El portavoz Karal bajo la cabeza y se alejó así, agachado, abandonando a Miles a su suerte. ¡Vuelve, cobarde!

—Señora… —dijo Miles. Tenía la garganta seca. Karal lo había metido en eso, mierda, y en medio de un espectáculo público… no, los otros huéspedes se estaban alejando un poco, la mayoría.

—Señor… —balbuceó la señora Csurik. Consiguió hacer una reverencia nerviosa.

—Ejem… siéntese por favor.

Con un movimiento violento de la barbilla, Miles expulsó al doctor Dea de su silla e hizo un gesto a la mujer para que se sentara en ella. Después, hizo girar la silla para mirarla cara a cara. Pym estaba de pie detrás de los dos, silencioso como una estatua y tenso como un cable. ¿Creía que la vieja iba a sacar una pistola de entre sus faldas? No… el trabajo de Pym era imaginar ese tipo de cosas, para que Miles pudiera poner toda su atención en el problema que tenía entre manos.
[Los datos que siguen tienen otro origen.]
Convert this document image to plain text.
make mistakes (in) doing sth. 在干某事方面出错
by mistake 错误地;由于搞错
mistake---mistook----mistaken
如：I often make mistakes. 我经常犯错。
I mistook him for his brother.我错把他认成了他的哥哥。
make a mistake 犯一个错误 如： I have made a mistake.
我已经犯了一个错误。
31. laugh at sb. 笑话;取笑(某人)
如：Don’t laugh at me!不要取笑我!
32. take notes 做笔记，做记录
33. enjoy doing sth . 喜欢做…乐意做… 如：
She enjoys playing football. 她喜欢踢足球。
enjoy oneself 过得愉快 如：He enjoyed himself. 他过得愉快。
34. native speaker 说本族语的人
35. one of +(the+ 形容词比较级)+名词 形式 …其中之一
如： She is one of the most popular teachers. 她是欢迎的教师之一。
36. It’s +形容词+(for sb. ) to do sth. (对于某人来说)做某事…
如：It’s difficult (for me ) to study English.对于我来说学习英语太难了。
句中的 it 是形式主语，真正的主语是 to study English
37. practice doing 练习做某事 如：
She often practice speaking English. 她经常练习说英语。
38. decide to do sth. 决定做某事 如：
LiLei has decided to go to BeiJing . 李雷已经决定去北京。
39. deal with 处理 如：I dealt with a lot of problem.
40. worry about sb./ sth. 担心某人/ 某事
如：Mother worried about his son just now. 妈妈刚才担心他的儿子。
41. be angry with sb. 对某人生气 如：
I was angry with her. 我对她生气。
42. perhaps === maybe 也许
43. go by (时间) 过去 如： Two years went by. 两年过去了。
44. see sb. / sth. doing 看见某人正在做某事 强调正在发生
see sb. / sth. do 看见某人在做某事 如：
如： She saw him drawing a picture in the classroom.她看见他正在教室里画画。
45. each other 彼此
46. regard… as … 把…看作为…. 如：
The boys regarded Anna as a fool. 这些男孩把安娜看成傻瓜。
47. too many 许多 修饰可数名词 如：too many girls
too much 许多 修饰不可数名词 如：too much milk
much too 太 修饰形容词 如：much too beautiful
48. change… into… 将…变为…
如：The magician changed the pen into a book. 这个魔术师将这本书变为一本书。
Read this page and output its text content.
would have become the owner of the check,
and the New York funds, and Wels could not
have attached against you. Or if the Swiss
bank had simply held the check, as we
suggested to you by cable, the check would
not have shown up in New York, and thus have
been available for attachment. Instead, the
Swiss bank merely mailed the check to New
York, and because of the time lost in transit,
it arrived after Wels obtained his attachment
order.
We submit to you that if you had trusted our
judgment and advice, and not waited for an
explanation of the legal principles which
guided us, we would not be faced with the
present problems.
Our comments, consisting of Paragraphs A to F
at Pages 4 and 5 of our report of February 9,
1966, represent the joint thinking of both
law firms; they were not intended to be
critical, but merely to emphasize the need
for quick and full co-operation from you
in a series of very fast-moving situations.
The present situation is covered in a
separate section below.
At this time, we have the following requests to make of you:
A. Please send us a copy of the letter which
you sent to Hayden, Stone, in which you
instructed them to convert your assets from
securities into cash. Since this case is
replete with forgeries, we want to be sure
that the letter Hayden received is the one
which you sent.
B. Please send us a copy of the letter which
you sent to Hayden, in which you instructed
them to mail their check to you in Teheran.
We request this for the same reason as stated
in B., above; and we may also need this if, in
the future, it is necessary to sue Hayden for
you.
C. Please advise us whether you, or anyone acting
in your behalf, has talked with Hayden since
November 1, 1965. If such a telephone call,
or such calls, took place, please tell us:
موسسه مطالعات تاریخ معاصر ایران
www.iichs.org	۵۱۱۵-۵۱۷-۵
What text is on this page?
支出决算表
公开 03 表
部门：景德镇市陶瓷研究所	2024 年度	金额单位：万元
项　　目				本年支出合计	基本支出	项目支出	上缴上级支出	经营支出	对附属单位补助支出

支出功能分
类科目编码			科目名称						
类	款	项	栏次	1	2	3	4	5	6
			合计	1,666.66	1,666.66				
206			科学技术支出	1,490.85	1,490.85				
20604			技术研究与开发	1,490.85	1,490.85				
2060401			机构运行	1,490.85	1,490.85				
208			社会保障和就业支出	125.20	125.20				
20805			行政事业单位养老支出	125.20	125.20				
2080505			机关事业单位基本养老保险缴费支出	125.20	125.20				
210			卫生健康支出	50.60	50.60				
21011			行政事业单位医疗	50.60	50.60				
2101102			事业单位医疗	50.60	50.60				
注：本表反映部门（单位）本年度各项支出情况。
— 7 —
Como objeto de estudio para el pueblo, Pym era casi tan atractivo como Miles. Se había mantenido aparte con mucha sabiduría y, sin duda, continuaría haciéndolo hasta que se llevara a cabo el trabajo sucio.

—Milord —repitió la señora Csurik y enmudeció de nuevo.

A Miles no le quedaba otra cosa que esperar. Rezó para que no se derrumbara y se echara a llorar de rodillas o alguna otra cosa por el estilo. Esperar era terrible. Sé fuerte mujer, pidió para sí.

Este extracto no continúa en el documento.